Just at the north entrance to South Seattle College on 16th SW sits a massive rock that is hard to ignore. How does a rock like that get there? It looks to be an estimated 9 feet tall, 13 feet wide and 20 feet long. Rocks like that however are surprisingly common. How did they get where they are? Glaciers.
The Washington Department of Natural Resources explains that roughly 17,000 years ago an extension of what was called the Cordilleran Ice Sheet, known as the Puget Lobe covered the entire Puget Sound region. That glacier advanced and retreated over time and as it did, transient glacial lakes were formed. As the ice retreated different spillways were created for the water to escape.
"The Vashon Stade, part of the Fraser Glaciation was the latest major incursion of ice into the Puget Lowland.
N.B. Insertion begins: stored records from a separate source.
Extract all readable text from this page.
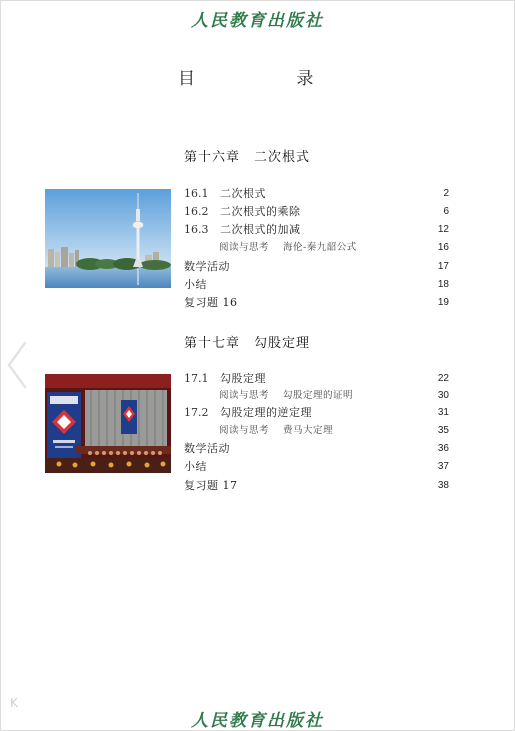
人民教育出版社
目 录
第十六章 二次根式
16.1 二次根式	2
16.2 二次根式的乘除	6
16.3 二次根式的加减	12
阅读与思考 海伦-秦九韶公式	16
数学活动	17
小结	18
复习题 16	19
第十七章 勾股定理
17.1 勾股定理	22
阅读与思考 勾股定理的证明	30
17.2 勾股定理的逆定理	31
阅读与思考 费马大定理	35
数学活动	36
小结	37
复习题 17	38
K
人民教育出版社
Ice advance as south as Tenino, WA, and was upward of 4,200 feet thick in the northern Puget Lowland.
As the ice retreated, rocks like that called Glacial Erratic Boulders were moved into King County
According to Nick Zentner of Central Washington University Department of Geological Sciences,
"Canadian rocks are strewn all over the Puget lowland, stretching from the Olympic Peninsula clear over to the Cascade Range."
Erratics can be found at altitudes up to about 1,300–1,600 feet in the Enumclaw area.
The soil of Seattle, is approximately 80% glacial drift, most of which is Vashon glacial deposits, and nearly all of the city's major hills are characterized as "drumlins" (Beacon Hill, First Hill, Capitol Hill, Queen Anne Hill) or drift uplands (Magnolia, West Seattle). Boulders greater than 3 meters in diameter are rare in the Vashon till.
There are Glacial Erratics all over the area including one on Des Moines Beach that is 8 feet by 6 feet by 4.5 feet and one at Highline College that is 21 x 12 feet and is 9 feet high."
You can learn more about them on the Wikipedia page about them here.
But what about that rock in West Seattle?
Ty Swenson of South Seattle College has the answer:
"A neighbor of the college was building a new driveway when, in the process of leveling the ground, they found the very top of that massive rock. This was back in the late 60s/early 70s when the college campus was being built out. The neighbor asked the college if they would like it placed at the corner and they agreed. It was excavated and moved to that location."